GALERIE
L'Atelier Distribution

Le cinéaste écossais propose un regard original et dopé à l'absurde sur le quotidien d'un demandeur d'asile syrien coincé dans une petite île de pêcheurs écossais en attendant de connaître son sort.

Limbo est votre deuxième long métrage, cinq ans après Pikadero (resté inédit en France). Mais à quand en remonte l’idée ?

Ben Sharrock : Avant que je me lance dans le cinéma, j’ai fait des études d’arabe et de sciences politiques à l’université d’Edimbourg et dans la foulée, j’ai passé en 2009 un an en Syrie quelques mois avant que la guerre éclate. Donc ce sujet m’intéresse depuis longtemps. Puis j’ai fait une école de cinéma et j’y ai développé un projet de court métrage que je voulais tourner dans un camp de réfugiés situé dans le sud algérien. Pour m’y préparer, j’ai vécu dans un de ces camps en y travaillant pour une ONG. Mon projet de court métrage n’a finalement jamais vu le jour mais l’intérêt pour ce sujet et l’impact qu’a le statut de réfugié sur l’identité d’une personne ne m’ont jamais quitté. D’autant plus qu’au fil des années, cette question des réfugiés a de plus en plus occupé l’espace médiatique. Donc je savais qu’un jour j’en ferais un film. Restait juste à en trouver la trame

Comment avez- vous construit celle de Limbo ?

D’abord en décidant que le porte d’entrée du récit serait un réfugié et non un regard occidental sur le sujet. Ensuite, en utilisant le ton qui n’hésiterait pas à aller sur le terrain de l’humour absurde pour créer un contraste avec la tragédie de la situation. Ce fut un long processus d’écriture pour en arriver là où je suis allé à la rencontre de réfugiés et de membres d’ONG pour qu’ils m’autorisent en quelque sorte à aller sur ce terrain- là. Et la plupart m’ont expliqué que je ne faisais pas fausse route précisément parce que dans le quotidien dramatique qu’ils vivent, l’humour est leur bouée de secours. Depuis, d’ailleurs, la réalité a d’ailleurs rejoint la fiction. Quand j’ai imaginé cette situation absurde de demandeurs d’asile venus d’Afrique qui se retrouvaient coincés sur une petite île de pêcheurs écossais en attendant de connaître leur , j’étais à mille mieux d’imaginer que c’est ce qui se produit bel et bien aujourd’hui.

L’équilibre entre humour et tragédie est complexe à créer à l’écriture ? Avez- vous des garde- fous ?

Je ne résonne pas en termes de dosage car, dans Limbo, l’humour naît vraiment des personnages. J’essaie d’imaginer comment ils réagiraient face aux situations que j’ai imaginées et ensuite comment le traduire en termes de dialogue mais aussi de composition de cadres, de couleurs, de direction d’acteurs. Je n’écris jamais de mon point de vue à moi, je ne force jamais la comédie.

LIMBO: UN REGARD AUDACIEUX SUR LE QUOTIDIEN DES REFUGIES [CRITIQUE]

Votre film fait beaucoup penser au cinéma de Kaurismäki. Est- ce une référence que vous avez partagé avec votre directeur de la photo Nick Cooke ?

Pas vraiment.

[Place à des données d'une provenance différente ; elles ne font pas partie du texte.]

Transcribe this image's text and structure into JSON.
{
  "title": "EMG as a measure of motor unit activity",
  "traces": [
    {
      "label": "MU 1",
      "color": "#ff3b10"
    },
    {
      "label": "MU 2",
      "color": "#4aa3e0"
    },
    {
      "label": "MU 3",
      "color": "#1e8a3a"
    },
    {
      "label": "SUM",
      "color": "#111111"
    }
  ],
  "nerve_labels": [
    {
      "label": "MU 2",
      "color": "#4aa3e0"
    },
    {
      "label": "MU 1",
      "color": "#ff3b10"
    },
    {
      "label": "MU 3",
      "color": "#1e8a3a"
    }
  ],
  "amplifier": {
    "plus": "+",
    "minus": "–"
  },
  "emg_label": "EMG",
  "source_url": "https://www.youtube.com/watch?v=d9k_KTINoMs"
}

Car tout part vraiment du scénario en lui- même et de la continuité du travail que nous avions déjà fourni ensemble avec Nick sur Pikadero. Plutôt que de s’appuyer sur des références d’autres films, on a essayé de prolonger le style qu’on avait créé.

Qu’est ce qui vous a donné envie de confier le rôle central à Amir el- Masry ?

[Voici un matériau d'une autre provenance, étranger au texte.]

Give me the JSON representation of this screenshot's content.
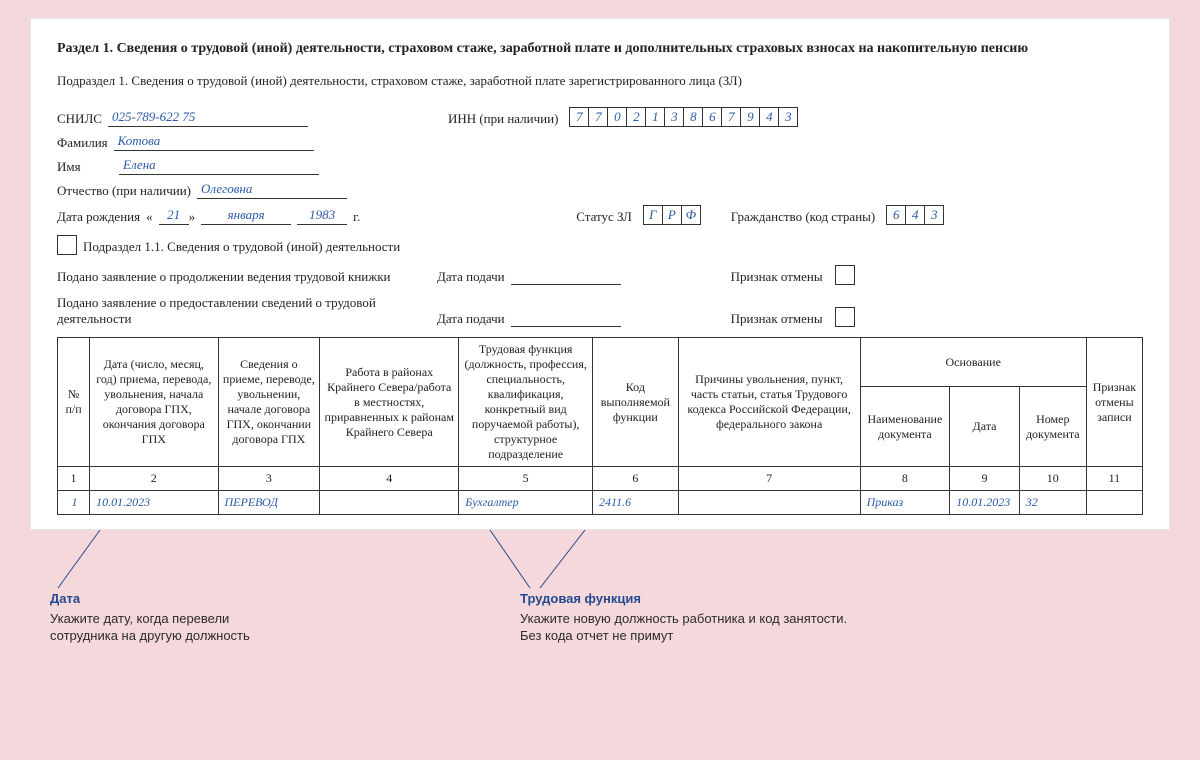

C’est le fruit d’un long processus de casting, aux quatre coins de la planète. Et de grands moments d’angoisse ! (rires) Car le temps défilait et on ne trouvait pas. Du coup, je me suis mis à passer mes nuits sur Internet à tenter de trouver la possible perle rare. J’avais une idée très précise de ce personnage et soudain quand le visage d’Amir est apparu à l’écran, ce fut une évidence. C’était une photo de la série The Night manager. On l’a contacté dès le lendemain et ces essais n’ont fait que confirmer cette première impression. Amir a d’emblée compris le personnage et le ton du film. Puis on longuement répété avec lui et les autres personnages principaux pour trouver la manière de jouer le ton que j’avais écrit, entre humour et moments plus dramatiques. Je leur ai aussi montré Pikadero pour qu’ils comprennent l’atmosphère que j’allais créer à l’écran. L’équilibre du film repose aussi sur leur jeu. Limbo leur doit énormément.